A common misconception about people with depression is that others think that we are just sad. Like, all the time. Which, shockingly, is not true. The winter blues, or feeling under the weather, that’s not it. There is a lot of ignorance thrown into the pot about mental illness, and depression, being quite the common one, is always filled with rumors. No, I don’t want to kill myself constantly. Yes, I’m allowed to laugh and be happy. Depression is not something that is dehumanizing, the chemicals in your brain just work a little differently. Just because I am having a good time, having fun and enjoying something with friends, does not mean I’m suddenly cured. I need to take my medicine. So, it’s not a good idea saying something along the lines of: “Well you laughed on Sunday, what do you mean you’re depressed?”
It goes into my top five things I get told the most often:
1. “Just be happy!”
2. “It’s all in your head!”
3. “But you were happy yesterday!”
4. “You should try [insert activity], it will make you feel better!”
5. “Some people have it worse!”
It’s like depression bingo, how many of those have you heard? Maybe if I try to go for a run at 5 a.m. and do yoga on weekends I will be cured and suddenly everything in my life will be happy sunshine and flowers. But it’s not that easy.
Depression is sneaky, and explaining it to people who HAVE it is hard. Because we all feel differently. Just as how there are hundreds of medications to boost specific chemicals in your brain to make it a little better, there are just as many types of ways all people with depression feel. It’s not one size fits all, everyone is different. And it is even harder trying to explain depression to someone who doesn’t have it. Because you never know what reactions you might get.
“What do you mean you haven’t left the house in a week?” Well, that’s exactly what it means. I’ve been lying in bed watching re-runs of old sitcoms, ordering takeout from GrubHub and calling out from work. I haven’t brushed my hair in a few days, and I think the cup that had herbal tea in it started growing moss.

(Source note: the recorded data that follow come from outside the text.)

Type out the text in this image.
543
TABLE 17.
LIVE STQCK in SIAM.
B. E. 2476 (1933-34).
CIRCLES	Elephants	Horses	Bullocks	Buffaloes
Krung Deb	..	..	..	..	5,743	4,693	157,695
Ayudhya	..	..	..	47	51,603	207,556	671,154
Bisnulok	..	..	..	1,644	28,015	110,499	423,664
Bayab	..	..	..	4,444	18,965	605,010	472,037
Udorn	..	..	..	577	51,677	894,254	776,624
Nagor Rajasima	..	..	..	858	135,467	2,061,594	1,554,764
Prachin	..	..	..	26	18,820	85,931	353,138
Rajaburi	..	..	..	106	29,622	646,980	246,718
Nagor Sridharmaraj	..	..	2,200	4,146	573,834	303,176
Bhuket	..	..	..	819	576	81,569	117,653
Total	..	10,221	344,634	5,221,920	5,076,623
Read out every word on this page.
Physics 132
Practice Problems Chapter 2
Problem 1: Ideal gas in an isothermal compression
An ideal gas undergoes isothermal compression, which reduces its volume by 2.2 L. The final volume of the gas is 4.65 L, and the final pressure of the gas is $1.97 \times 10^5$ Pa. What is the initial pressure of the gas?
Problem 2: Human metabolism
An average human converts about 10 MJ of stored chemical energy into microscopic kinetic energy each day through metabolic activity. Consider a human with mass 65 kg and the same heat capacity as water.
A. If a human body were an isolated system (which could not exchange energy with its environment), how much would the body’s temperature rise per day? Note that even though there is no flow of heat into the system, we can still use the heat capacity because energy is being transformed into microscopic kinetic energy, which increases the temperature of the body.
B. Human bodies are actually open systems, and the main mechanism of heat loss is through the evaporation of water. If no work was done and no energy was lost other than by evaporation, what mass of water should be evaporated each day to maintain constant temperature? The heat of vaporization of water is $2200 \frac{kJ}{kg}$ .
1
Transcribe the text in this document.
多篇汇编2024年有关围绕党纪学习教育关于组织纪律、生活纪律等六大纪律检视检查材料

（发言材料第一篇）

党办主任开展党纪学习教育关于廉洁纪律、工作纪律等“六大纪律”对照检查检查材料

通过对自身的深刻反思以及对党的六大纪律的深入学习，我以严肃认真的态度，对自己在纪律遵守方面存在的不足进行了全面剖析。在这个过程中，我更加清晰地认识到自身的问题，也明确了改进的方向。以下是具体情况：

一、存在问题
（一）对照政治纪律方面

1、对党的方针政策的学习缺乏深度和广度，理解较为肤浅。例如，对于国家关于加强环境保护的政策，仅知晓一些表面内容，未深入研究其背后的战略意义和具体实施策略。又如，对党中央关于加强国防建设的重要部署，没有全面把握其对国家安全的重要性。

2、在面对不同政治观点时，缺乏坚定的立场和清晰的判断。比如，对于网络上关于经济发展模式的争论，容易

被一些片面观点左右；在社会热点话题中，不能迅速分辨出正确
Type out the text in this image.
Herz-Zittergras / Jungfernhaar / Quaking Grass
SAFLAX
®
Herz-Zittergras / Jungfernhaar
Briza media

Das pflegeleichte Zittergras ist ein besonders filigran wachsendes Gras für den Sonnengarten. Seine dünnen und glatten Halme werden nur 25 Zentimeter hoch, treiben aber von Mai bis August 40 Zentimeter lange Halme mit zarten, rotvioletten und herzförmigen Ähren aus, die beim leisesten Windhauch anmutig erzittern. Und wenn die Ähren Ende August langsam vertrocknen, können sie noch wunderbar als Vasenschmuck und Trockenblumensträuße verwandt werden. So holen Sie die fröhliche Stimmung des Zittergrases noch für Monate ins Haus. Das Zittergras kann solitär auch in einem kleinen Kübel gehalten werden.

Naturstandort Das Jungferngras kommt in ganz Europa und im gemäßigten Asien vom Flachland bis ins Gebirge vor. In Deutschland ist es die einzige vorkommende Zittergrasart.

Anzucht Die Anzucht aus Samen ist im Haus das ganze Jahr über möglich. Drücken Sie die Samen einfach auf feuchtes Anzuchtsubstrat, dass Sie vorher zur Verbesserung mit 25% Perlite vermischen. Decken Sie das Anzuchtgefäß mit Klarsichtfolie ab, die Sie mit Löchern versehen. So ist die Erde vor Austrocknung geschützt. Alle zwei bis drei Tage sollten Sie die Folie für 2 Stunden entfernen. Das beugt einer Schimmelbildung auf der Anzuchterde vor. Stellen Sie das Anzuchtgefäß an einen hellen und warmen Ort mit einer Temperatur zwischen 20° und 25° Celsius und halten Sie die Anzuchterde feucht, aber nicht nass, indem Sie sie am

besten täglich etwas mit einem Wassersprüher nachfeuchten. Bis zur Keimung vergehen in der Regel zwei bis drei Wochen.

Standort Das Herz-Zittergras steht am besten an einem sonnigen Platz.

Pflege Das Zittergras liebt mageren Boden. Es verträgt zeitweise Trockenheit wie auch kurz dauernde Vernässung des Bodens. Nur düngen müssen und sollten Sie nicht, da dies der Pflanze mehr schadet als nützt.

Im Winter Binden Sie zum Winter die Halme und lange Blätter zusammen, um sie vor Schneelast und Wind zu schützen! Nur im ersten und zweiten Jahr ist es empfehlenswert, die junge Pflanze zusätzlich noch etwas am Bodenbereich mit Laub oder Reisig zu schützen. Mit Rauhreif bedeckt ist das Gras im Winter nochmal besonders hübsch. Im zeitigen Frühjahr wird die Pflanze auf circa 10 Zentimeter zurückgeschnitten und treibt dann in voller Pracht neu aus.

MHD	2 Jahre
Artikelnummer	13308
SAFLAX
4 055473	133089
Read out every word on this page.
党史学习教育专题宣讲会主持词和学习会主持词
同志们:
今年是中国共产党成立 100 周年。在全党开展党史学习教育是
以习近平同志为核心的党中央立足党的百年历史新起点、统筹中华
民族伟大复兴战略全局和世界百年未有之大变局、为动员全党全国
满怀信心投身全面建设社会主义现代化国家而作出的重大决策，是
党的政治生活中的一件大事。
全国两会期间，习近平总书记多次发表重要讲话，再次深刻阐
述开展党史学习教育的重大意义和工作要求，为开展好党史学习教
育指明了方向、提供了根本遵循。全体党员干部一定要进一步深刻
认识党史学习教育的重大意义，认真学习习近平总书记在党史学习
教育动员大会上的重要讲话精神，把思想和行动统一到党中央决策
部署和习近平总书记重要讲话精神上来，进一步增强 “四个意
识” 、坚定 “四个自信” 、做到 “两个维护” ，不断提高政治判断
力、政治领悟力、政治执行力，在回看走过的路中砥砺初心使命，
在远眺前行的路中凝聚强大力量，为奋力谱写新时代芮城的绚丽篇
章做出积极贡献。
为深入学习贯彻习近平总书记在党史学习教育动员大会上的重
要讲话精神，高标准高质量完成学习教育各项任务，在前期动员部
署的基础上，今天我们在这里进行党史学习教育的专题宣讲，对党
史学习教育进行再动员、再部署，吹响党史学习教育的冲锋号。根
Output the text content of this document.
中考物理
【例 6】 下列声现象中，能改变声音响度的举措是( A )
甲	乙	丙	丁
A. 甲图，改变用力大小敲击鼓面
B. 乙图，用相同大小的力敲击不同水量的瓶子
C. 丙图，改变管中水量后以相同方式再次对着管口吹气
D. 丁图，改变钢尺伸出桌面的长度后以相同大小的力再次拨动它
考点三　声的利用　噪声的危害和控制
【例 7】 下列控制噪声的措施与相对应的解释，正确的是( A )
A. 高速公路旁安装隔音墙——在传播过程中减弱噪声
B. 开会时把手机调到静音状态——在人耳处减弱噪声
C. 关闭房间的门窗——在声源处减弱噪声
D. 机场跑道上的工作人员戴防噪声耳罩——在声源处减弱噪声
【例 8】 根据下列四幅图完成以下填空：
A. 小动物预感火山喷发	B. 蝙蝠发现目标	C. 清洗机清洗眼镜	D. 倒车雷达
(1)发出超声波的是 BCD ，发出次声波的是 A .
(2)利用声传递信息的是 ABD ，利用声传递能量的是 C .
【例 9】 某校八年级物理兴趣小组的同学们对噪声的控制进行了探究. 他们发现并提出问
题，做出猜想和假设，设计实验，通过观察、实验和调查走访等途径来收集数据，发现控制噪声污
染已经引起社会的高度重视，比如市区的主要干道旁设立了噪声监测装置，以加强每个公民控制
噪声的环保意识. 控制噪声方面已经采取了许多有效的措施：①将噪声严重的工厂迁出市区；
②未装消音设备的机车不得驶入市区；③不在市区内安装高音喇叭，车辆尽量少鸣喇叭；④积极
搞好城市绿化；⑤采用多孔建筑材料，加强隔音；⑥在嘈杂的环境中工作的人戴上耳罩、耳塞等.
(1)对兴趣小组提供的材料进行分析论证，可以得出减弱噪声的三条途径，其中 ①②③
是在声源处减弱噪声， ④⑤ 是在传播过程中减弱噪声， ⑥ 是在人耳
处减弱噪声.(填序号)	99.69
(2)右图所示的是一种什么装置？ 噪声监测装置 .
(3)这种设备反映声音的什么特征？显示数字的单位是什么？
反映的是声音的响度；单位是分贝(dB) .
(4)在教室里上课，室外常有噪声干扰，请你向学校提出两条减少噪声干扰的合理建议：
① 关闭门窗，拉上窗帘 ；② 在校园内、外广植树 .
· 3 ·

But that’s not something you say to a person without getting a few side glances. Hey, I’m still here though, and I’m kickin’. The hardest part about the weird spiral that is depression is not getting sucked in. There might be times, like I’ve described, when you don’t leave your room, when you do want to die or when you’re not feeling like the medication is working. But you are stronger than those days, those weeks, those months. You know yourself better than anyone, and you pick yourself up every time.
You don’t owe anyone an explanation about how you deal with your depression. Your personal healing is your own, as long as you don’t give up, you’re a champ in my book. Not killing yourself is not something you brag about at dinner parties, but it’s still something to be proud of every single day. So keep grinding, it’s all gonna work out.